Creating Complexity: Lock-In To Bad Technologies

In The Never-Shipping Product, I mentioned seven ways to add complexity, and one of them was “Lock-In To Bad Technologies.” But what’s a “bad” technology? Is it all just based on opinion? Should we throw our hands up in the air and give in to the whims of our junior developer who thinks writing the application in BASIC is a great idea?

Well, okay, maybe it’s not all opinion. There must be some way to tell a good technology from a bad one (besides looking back after five years of development and saying, “Wow, we really shouldn’t have decided to base our product off of Microsoft Bob.”)

When I’m evaluating a technology for inclusion in one of my projects, I look particularly at the technology’s survival potential, interoperability, and attention to quality.

By “survival potential” I mean “how long is this software going to continue to be maintained?” If you get stuck with libraries or some dependency that becomes obsolete, you’re really in for some trouble. You can get some idea of the survival potential of the software by seeing how often they’ve released recently. Also, how responsive are they to bug reports? Do they have a mailing list that’s very active with users and developers? Are there lots of people online talking about this technology? If a technology has a lot of momentum now, you can be fairly sure that it’s not going to die any time soon.

By “interoperability” I mean, “Does this system use some standard that would allow us to switch to a different system if we want, in the future?” For example, some database systems support standard SQL very well. Some other ones aren’t as good about that–they have strange behaviors that don’t agree with the standard, or they just don’t support it at all. Using a database with standard-SQL support would allow you to switch to any other standard-SQL database in the future, whereas using a less-standard database would lock you in.

The final one, “attention to quality,” is more of a subjective measurement, but the idea is to see if the product is getting better in its recent releases. If it’s open-source, check if they’re refactoring and cleaning up the code base. Is it becoming easier to use or more complex? Do the people who maintain the technology actually care about the quality of their product, or are they just code monkeys working for the pay? Are there are a lot of serious security vulnerabilities in the software that have been published lately?

Lock-in is a worse problem when you’re using proprietary software than when your dependencies are open-source. Proprietary vendors can just stop supporting something (or go out of business), whereas in the open-source world anybody is free to pick up a codebase and maintain it if the original maintainers drop it. Granted, open-source projects are just as likely to fall out of existence as proprietary projects are, but at least there’s the hope (particularly if the project was very popular) that somebody will come around to maintain it again, with open-source.

Proprietary vendors also have a monetary incentive to lock you into their technologies–even their free technologies.
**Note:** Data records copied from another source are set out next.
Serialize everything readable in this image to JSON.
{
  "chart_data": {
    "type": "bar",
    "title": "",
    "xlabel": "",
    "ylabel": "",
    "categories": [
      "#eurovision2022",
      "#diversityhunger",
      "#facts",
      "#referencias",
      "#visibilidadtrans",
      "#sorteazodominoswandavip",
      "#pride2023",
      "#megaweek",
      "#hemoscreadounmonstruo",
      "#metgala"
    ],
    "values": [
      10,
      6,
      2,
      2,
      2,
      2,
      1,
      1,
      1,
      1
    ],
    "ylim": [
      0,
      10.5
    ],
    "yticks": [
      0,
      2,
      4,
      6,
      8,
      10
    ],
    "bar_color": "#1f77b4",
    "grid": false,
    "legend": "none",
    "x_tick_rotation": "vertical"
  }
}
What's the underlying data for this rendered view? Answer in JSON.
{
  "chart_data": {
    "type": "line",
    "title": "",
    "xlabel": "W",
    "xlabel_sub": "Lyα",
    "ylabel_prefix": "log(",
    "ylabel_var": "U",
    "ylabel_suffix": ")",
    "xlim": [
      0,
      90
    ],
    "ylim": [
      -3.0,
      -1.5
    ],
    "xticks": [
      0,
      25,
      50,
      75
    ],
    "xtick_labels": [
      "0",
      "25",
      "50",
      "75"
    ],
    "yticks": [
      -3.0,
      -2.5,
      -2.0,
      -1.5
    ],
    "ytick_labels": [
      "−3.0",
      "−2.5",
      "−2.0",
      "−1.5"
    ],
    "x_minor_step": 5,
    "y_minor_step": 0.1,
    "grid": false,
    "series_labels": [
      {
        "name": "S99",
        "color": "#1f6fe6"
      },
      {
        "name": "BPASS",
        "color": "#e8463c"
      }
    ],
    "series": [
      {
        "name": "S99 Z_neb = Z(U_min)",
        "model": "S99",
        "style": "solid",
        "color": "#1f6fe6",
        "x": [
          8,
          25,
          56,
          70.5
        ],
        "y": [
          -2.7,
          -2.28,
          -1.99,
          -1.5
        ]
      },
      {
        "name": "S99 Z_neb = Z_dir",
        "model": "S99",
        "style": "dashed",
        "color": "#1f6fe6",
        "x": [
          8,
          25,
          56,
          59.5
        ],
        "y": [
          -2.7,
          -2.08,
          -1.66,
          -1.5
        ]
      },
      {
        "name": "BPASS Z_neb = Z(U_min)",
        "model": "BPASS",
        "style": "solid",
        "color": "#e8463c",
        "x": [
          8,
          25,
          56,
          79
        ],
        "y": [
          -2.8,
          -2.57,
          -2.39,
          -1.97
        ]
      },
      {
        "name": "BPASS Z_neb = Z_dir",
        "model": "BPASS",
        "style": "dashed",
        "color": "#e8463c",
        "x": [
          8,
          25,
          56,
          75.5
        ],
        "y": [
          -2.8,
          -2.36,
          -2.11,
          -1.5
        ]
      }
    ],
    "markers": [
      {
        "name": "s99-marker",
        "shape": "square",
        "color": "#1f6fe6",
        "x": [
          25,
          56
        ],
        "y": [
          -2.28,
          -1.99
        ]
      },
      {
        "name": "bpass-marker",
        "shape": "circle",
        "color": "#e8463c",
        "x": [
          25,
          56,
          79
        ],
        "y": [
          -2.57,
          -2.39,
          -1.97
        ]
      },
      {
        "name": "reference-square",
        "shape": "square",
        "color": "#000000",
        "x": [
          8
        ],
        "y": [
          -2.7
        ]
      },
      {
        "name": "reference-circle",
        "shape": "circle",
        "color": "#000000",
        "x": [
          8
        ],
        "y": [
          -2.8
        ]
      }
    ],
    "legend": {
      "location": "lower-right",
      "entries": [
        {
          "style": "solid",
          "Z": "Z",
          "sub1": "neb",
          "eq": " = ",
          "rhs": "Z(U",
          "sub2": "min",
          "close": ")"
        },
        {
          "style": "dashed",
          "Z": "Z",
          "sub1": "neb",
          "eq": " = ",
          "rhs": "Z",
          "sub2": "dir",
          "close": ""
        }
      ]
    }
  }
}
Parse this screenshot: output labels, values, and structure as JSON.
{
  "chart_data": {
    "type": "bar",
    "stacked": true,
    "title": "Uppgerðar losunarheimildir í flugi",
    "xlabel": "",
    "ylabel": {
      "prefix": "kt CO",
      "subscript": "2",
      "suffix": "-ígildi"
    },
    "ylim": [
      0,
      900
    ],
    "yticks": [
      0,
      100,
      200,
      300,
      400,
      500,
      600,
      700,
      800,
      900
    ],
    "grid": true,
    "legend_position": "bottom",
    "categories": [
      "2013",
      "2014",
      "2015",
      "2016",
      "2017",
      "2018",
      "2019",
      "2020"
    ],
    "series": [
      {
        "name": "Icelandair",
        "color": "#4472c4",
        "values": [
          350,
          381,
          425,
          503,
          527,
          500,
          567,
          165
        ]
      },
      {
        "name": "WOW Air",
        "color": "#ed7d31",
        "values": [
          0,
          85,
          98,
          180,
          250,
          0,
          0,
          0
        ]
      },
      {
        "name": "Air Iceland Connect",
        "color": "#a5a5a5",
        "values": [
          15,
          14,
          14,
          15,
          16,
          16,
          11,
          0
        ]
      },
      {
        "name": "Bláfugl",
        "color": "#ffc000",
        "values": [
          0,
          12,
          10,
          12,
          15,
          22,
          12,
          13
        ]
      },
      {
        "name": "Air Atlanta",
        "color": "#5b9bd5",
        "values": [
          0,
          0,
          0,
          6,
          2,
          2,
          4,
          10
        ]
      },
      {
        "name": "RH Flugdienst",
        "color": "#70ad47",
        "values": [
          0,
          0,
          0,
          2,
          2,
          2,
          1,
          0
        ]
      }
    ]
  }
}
Once you start using their free technologies, they can sell you services and products related to them. Open-source vendors usually lack that monetary incentive, and so are more likely to be “friendly” when you want to switch away from them. This isn’t always true (some proprietary vendors beat the pants off of open-source vendors in terms of interoperability, and some open-source products will still lock you in), but it’s enough the case that I automatically think “let’s use open-source” when I’m looking for interoperability.

There are other aspects to look at when you’re choosing a technology, and some of it really is opinion. Some people like the way Ruby looks better than the way Python looks. That’s a valid reason to choose a technology sometimes–if you just like some technology more than another one, and everything else seems equal according to the criteria above, go with the one that makes you happy. After all, you’re the one who’s going to be using it–your opinion matters! All I’ve tried to do here is give some universal guidelines that can be used to weed out the definitely bad choices, and the rest is up to your personal research, needs, and desires.



  1. Regarding the SQL lock-in, there’s a third way to escape: use of Object-Relational Mapping tier, such as Hibernate in case of Java, for example.

    • Yeah, I definitely agree. That’s one of those good technology choices that allows you to have interoperability without much sacrifice. Of course, you have to choose an ORM that also fits all of the criteria, but Hibernate is well-enough used that even though I’ve never used it, I would probably look at it as my first choice if I were developing in Java, just because it has that much momentum.

      Recently I used SQLAlchemy in Python, and that is really a great ORM.